I should substitute "let the construct suffer in benign neglect" for "declare the result to be undefined". GCC has added an option (-Wno-invalid-offset-of) that eliminates the need for class data member offset gymnastics as well.

Building the whole Debian archive with GCC 4.1: a summary

Posted Mar 29, 2006 18:33 UTC (Wed) by JoeBuck (subscriber, #2330) [Link]

As you say, the ISO standard came out in 1998 (it was actually complete in December 1997, and only details have changed since draft standards put out in 1996). You've had more than eight years to fix your code.

Unfortunately, g++ 2.x accepted all kinds of bizarre stuff, and broke on all kinds of standard C++. The GCC developers made the decision to follow the standard. Unfortunately, too many folks in FLOSS-land never used any compiler other than g++, and never cracked a book on C++, so they just threw stuff at the compiler and accepted whatever the compiler let through. That was never a wise strategy.

C++ is the most complex of the widely used languages, and is hard to get right. Generally speaking, GCC has done very well, considering the massively difficult challenges.
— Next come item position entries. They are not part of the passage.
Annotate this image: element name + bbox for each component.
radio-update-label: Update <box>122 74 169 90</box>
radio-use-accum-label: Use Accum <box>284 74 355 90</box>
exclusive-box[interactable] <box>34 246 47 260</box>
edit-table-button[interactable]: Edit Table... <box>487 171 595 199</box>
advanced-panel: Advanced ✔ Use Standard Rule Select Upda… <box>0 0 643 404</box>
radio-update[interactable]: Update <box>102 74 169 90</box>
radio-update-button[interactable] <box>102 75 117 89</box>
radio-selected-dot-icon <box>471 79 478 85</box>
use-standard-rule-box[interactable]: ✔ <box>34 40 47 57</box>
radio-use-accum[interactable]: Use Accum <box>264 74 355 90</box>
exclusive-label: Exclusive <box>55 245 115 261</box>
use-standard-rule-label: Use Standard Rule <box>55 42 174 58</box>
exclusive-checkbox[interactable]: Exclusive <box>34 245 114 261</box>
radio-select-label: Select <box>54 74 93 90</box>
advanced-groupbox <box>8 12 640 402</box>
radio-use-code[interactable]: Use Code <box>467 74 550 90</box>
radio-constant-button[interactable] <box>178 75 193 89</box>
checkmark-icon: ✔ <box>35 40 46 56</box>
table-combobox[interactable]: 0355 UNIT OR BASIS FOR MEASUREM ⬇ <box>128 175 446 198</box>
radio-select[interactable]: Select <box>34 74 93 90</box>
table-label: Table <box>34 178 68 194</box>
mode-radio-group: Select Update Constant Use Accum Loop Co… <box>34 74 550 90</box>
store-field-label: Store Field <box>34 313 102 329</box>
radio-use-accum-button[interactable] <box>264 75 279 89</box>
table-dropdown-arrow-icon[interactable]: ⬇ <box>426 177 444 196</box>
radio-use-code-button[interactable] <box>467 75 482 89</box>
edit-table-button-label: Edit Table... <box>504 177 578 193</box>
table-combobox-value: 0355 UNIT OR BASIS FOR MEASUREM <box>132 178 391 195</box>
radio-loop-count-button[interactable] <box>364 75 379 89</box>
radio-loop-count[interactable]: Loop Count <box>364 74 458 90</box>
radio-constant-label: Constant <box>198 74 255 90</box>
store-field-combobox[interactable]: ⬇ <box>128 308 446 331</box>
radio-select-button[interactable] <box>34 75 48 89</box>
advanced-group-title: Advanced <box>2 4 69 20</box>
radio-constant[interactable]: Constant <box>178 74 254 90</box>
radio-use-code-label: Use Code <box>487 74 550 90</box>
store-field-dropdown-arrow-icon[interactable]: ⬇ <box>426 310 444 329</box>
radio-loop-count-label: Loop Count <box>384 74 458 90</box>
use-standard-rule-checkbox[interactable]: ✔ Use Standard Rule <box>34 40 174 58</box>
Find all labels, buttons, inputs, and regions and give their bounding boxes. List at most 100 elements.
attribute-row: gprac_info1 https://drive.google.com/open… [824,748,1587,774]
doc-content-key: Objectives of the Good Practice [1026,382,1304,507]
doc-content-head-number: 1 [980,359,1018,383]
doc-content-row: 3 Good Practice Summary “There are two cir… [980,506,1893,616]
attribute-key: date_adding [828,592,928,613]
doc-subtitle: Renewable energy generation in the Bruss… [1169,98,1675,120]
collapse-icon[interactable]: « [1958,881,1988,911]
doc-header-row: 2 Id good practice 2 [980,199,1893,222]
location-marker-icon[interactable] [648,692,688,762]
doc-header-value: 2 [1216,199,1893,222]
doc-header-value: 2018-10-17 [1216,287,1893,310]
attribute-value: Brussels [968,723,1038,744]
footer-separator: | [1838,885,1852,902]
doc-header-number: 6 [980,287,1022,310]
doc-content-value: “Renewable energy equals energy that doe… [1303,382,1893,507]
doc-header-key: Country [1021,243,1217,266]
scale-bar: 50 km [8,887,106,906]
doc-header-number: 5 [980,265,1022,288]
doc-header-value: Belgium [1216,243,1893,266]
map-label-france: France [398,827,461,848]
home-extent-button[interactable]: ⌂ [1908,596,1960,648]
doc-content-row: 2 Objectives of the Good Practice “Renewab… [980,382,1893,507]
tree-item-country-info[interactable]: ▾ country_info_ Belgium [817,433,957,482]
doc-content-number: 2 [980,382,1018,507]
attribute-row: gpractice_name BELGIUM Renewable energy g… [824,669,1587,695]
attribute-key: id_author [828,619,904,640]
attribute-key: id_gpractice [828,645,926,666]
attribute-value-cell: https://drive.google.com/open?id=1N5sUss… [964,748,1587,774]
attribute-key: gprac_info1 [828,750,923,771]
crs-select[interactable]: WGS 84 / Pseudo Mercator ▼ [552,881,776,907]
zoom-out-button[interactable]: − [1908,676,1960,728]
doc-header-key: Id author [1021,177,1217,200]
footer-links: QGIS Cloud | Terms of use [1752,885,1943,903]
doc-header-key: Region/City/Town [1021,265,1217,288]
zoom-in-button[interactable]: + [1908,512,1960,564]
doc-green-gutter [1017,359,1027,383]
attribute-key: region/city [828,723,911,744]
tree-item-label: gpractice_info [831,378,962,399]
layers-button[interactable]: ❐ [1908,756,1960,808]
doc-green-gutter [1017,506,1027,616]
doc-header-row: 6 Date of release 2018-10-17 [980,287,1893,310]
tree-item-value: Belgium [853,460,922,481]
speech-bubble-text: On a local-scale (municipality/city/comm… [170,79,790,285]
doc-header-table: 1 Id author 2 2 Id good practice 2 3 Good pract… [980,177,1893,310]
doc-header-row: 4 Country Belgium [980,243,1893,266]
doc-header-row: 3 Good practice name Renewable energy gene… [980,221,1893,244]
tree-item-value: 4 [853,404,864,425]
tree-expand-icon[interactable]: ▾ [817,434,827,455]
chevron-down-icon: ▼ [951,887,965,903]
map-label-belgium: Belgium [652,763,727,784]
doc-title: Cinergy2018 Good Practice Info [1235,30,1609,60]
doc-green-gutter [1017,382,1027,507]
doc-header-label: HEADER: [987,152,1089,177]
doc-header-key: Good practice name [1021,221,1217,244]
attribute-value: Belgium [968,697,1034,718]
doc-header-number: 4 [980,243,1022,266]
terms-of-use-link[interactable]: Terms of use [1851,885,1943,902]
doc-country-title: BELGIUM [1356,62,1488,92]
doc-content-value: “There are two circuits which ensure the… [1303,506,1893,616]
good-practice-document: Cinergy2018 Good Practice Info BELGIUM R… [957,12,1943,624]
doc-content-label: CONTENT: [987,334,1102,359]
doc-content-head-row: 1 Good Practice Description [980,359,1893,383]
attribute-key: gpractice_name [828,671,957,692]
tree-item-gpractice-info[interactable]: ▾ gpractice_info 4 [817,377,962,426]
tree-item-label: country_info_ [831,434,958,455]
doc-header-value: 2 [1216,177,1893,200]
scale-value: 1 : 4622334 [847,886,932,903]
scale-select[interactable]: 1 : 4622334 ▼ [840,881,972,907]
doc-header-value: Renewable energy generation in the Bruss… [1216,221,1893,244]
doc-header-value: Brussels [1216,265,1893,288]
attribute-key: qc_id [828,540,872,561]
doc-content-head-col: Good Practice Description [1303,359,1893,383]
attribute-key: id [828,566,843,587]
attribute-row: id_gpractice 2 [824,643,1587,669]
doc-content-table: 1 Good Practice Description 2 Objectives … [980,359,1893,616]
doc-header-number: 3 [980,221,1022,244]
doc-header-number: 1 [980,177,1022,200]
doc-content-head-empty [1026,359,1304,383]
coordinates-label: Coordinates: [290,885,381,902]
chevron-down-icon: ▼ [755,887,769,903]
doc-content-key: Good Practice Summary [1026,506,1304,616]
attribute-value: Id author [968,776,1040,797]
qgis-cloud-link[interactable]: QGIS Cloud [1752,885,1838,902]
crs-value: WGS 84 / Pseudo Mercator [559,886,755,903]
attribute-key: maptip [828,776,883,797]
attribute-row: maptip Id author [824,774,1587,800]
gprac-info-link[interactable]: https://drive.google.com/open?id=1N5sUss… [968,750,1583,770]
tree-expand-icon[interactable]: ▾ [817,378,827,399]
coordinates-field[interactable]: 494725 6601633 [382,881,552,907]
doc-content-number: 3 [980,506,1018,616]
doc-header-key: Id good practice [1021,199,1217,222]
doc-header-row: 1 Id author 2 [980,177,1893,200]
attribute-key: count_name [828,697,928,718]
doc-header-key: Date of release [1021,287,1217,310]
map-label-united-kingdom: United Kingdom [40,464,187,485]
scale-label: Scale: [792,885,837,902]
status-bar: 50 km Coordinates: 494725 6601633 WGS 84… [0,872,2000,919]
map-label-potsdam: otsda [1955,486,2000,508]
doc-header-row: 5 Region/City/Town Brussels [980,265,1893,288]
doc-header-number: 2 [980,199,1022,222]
There are a few cases where I would agree that GCC 4.1 is a bit too anal-retentive. However, for most of the cases that affect Debian code this is not the issue: if the compiler does not properly enforce the namespace rules, valid C++ programs break (because of name collisions or selecting the wrong overloaded function), and the only way to fix the breakage is to make changes that cause invalid programs that used to compile, to stop working.